O enredo começa com uma importante reunião: a troca do elevador do prédio que está defeituoso. Todos votam sim pela troca e pelo valor acordado de pagamento mensal, menos uma pessoa: o morador do primeiro andar. Seu argumento é que não usará o elevador, pois sempre vai de escadas para casa, então não vê sentido em pagar. Ao que um dos moradores questiona “você não tem solidariedade?”. Ele diz que tem, mas que não pagará mesmo assim. Mais uma reunião é feita, dessa vez sem o rapaz do primeiro andar, e é tomada a decisão de que ele não precisará pagar, porém nunca poderá usar o elevador.

Todos votam sim.

Como a vida é cheia de suas ironias, o homem que se recusou a pagar pela troca do elevador vai parar no hospital e fica em cadeira de rodas. Agora está impossibilitado de usar a escadaria.

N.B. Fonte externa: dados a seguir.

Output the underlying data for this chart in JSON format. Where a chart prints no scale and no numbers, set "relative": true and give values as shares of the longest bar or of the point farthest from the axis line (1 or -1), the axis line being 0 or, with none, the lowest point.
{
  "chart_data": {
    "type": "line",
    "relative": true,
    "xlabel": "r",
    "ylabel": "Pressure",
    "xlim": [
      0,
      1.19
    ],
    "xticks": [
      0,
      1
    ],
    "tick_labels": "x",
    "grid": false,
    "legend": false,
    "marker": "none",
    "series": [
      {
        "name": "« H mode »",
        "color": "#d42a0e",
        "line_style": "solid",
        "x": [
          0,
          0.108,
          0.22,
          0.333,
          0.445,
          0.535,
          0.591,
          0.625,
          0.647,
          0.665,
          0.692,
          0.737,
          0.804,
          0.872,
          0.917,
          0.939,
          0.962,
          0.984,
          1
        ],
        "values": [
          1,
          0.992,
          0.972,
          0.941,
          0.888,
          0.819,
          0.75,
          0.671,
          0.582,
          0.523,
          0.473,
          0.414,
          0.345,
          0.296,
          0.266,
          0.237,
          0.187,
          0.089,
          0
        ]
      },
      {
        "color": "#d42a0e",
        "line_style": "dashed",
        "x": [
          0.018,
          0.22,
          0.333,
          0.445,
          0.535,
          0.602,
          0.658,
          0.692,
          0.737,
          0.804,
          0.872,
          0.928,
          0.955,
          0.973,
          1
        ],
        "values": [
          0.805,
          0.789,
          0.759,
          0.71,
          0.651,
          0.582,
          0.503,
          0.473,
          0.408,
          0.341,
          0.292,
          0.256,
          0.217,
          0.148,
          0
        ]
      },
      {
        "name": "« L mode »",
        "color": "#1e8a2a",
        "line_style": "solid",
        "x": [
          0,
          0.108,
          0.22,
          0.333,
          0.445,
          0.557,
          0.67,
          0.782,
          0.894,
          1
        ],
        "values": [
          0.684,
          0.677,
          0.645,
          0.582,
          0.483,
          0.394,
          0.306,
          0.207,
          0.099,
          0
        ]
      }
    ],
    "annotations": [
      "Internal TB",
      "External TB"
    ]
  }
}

Em cada uma das “crônicas” vemos uma dificuldade: a atriz interpretada por Isabelle Hupert está de mudança, fica trancada fora de casa e um adolescente a ajuda. Ali ele descobre que ela é uma famosa atriz, assistem a um filme estrelado por ela juntos e ele a auxilia na gravação de um vídeo para audição de um novo papel; o rapaz do elevador faz amizade com uma enfermeira e finge ser fotógrafo da National Geographic em uma sequência de mentiras para fazer amizade, já que é um homem solitário; e a dona Hamida, que já falamos sobre, hospeda o astronauta perdido até a NASA localizá-lo e levá-lo de volta aos Estados Unidos.

Não é à toa que Fique Comigo está na categoria “Para aquecer o coração” na plataforma À la Carte. Temos uma narrativa sobre pessoas distantes e diversas criando conexões improváveis. É como compartilhar um café da tarde ou usar o guarda-chuva para dar carona a alguém em uma tempestade.

Mais do que uma sensação, o filme nos mostra as possibilidades de encontros com quem parece-nos tão distintos; de conhecer novas histórias e culturas. É de provar um cuscuz marroquino na casa de uma senhora simpática que sofre com seu filho cheio de angústias. É de perceber que, mesmo em uma comunicação limitada por idiomas diferentes, ainda assim temos a capacidade de convidar alguém para o nosso lar, partir o pão e ter uma conversa profunda.

O filme francês é tão belo em mensagem como cinematograficamente, retratando de forma minimalista o suburbano da França e fazendo oposição à imensidão do universo. Em cortes bruscos que nos levam para o veículo espacial temos a impressão de que estamos vendo takes reminiscentes de 2001: Uma Odisseia no Espaço.

Nossas vidas são narradas por situações comuns, repletas de cotidianos e estamos a todo instante buscando uma nova forma de receber aquela dopamina viciante; talvez o olhar para a simplicidade das coisas e o agradecimento por elas nos faça seres humanos melhores. Pode ser que nada mude nas breves interações com pessoas improváveis no ponto de ônibus ou na padaria, mas é possível que nelas surjam experiências que mudem vidas – mesmo que por um instante.